天才科学者セス・ブランドルは物質を転送させる研究をしており、ついに動物実験に成功する。だが、恋人ベロニカと元彼との関係を疑ったセスは酔った勢いで自分自身を転送してしまう。実験は成功しただけでなく、転送後のセスは身体能力まで上がっていた。浮かれるセスだが、だんだん体の様子がおかしくなってくる。転送装置に紛れ込んだハエがセスと融合していた!?

鑑賞&感想を書いたのはかなり前だったのに、ずっと忙しくてアップできる余裕がありませんでした。大分遅れましたがやっと感想アップです。

BSで流していたので見てみました。「蠅人間」とか「ハエ男」といった映画があることは知っていたので、一度は見ておこうかなと。1986年作なので、CGではなく特撮になります。タイトルと聞きかじりの内容から、仮面ライダーの怪人みたいなのを想像していたのですが、そっち系ではなかったもよう。グロ系のホラーみたいな感じ。もうちょっとビジュアルをハエに寄せてくれてもよかったのになーと、そこが不満。昆虫と言えば複眼ですよ! 複眼を出さなくてどこがハエなのさー。

しかし特撮で描かれるグログロネッチョリ度はなかなかのもの。CGにはない生々しさと存在感がありますね。だんだん崩れていくセスの恐怖も伝わってくる。でもセスくん、転送直後は謎の身体能力アップでハイテンションスパイダーマン状態なのには、ハエの能力を身につけたスーパーヒーロー誕生か!?と思ったわ…(^^;。

ヒーロー系ではなく、ハエと融合してしまった研究者の悲劇が柱の作品なので、(ハエには見えないけど)造形の怖さには力は入っていたと思います。実験に何かが混ざると言うのはあり得ることなので、その点ではリアルな恐怖を感じる。未来の科学者さんたち、ハエの混入にはくれぐれもご注意下さい。

<ネタバレ>

今作の転送装置は2つの転送ポッドを使い、1つのポッドで物質の解析・分解を行い、もう1つのポッドへ転送し元の状態に再構成するというもの。2つのポッドを離れたところに置けば、遠い距離へ一瞬で移動できる便利な装置。それが1匹のハエの混入で悲劇が起きた。セスは分子と遺伝子レベルでハエと融合してしまい、最初は普通の見た目だったものが次第に崩れてどんどん人間離れしていく。最後は脱皮!?みたいな形でズルリと皮が剥け、完全に異形に。この辺の描写は見応えありました。あと、ベロニカの夢というオチではありましたが、出産シーンもなかなかエグかった…。

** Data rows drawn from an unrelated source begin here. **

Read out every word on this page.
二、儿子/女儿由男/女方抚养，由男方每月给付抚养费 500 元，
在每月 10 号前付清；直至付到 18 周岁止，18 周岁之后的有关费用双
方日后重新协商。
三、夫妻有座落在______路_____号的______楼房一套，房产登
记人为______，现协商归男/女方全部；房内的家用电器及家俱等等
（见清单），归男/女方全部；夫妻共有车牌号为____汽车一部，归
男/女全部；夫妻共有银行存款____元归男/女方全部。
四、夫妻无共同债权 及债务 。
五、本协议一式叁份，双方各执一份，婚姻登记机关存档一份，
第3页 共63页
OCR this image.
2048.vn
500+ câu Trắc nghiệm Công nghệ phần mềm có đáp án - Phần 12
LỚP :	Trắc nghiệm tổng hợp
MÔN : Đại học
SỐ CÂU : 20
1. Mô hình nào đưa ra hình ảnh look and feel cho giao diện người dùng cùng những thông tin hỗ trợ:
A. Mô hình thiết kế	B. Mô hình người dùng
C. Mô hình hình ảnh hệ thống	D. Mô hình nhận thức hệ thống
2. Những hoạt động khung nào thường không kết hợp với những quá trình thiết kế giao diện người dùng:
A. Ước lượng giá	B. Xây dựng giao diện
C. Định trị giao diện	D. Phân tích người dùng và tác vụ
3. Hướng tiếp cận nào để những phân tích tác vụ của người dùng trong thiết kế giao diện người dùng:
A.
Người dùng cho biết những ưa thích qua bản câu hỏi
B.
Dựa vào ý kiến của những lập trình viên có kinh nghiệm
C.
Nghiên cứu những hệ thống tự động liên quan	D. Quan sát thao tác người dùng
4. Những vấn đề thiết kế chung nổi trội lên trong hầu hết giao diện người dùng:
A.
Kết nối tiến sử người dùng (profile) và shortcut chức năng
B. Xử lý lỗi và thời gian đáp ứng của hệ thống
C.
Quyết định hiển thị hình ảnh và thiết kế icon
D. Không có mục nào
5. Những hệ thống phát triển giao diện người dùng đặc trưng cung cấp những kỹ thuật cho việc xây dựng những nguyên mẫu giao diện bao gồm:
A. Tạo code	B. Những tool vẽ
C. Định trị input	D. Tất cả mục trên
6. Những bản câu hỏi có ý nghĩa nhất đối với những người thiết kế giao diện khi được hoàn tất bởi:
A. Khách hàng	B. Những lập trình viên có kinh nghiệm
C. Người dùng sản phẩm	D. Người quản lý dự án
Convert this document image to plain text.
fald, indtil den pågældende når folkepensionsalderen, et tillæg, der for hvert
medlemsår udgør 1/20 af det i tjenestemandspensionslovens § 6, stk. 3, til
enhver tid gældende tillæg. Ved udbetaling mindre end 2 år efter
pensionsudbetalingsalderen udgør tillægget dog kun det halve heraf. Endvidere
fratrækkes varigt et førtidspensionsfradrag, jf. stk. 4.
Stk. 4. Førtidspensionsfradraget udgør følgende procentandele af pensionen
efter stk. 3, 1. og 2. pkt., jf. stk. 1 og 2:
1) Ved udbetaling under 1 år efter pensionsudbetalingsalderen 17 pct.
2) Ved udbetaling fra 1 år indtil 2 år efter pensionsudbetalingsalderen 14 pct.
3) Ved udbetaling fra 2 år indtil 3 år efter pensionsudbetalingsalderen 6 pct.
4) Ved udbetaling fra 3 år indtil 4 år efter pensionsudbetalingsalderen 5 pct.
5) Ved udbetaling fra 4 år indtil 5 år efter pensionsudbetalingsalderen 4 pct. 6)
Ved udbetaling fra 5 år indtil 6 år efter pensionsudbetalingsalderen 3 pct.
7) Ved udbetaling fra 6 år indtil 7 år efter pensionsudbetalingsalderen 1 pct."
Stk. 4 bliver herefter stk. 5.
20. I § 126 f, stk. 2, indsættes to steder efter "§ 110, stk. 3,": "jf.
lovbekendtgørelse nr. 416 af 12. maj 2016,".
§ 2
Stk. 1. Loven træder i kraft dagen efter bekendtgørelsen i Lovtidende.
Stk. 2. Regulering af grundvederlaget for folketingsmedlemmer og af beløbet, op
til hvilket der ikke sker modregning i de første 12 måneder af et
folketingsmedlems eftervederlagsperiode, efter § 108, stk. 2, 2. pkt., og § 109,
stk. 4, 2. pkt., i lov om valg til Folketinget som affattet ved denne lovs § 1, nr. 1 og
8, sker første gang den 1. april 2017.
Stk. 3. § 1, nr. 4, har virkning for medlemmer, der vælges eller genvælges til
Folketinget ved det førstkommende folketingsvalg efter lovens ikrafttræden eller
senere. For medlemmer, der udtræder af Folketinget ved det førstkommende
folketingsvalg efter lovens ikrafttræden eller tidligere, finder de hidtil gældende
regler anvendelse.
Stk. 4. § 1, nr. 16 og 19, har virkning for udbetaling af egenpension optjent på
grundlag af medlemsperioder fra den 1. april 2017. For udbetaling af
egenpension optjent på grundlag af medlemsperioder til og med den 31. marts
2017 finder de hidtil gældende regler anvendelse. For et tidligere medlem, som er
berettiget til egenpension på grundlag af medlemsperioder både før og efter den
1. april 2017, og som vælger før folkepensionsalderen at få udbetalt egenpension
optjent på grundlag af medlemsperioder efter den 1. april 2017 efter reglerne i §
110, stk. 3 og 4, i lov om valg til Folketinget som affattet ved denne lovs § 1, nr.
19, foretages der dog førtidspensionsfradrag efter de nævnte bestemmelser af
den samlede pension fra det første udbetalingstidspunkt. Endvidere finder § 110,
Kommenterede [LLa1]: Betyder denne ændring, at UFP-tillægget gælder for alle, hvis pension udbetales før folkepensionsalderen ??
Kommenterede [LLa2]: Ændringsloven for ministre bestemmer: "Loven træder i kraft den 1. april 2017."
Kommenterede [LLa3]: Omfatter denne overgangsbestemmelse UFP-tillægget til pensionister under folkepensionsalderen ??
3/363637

融合後のセスは異様にハイテンションになり、ベロニカが唖然とするくらい別人状態になっていくので、体だけでなく頭の方にも融合の影響は出ていたように思います。自身の異常に気がついたセスは治ろうとするけど、人間に戻ろうとするのではなく、セスの子を宿したベロニカと融合して新生物になろうと言う斜め上の発想へ。いやそこは、融合時のデータが残ってるんだからさ、データからハエ成分を取り除いて人間に戻る努力をしようよ!?

もう人間の思考も消え失せたようなセスでしたが、最後の転送に失敗した時、ベロニカが撃てずに震え持っていた銃の銃口を自分の頭に向ける。一瞬でも人間に戻れて最期を迎えられたと思いたいです。

ただ今作、ベロニカのお腹の子がどうなったのかは分からないまま終わってしまうんですよね…。ベロニカは堕ろすつもりのようだったけど、本当に堕ろしたのだろうか? ハエ人間の子どもだから成長が早くて堕ろすのが間に合わなくて生まれちゃったりとかしないのか!?と妄想が広がってしまう。えっ、続編ありますの!? それはいつか見てみたいですね、気になります。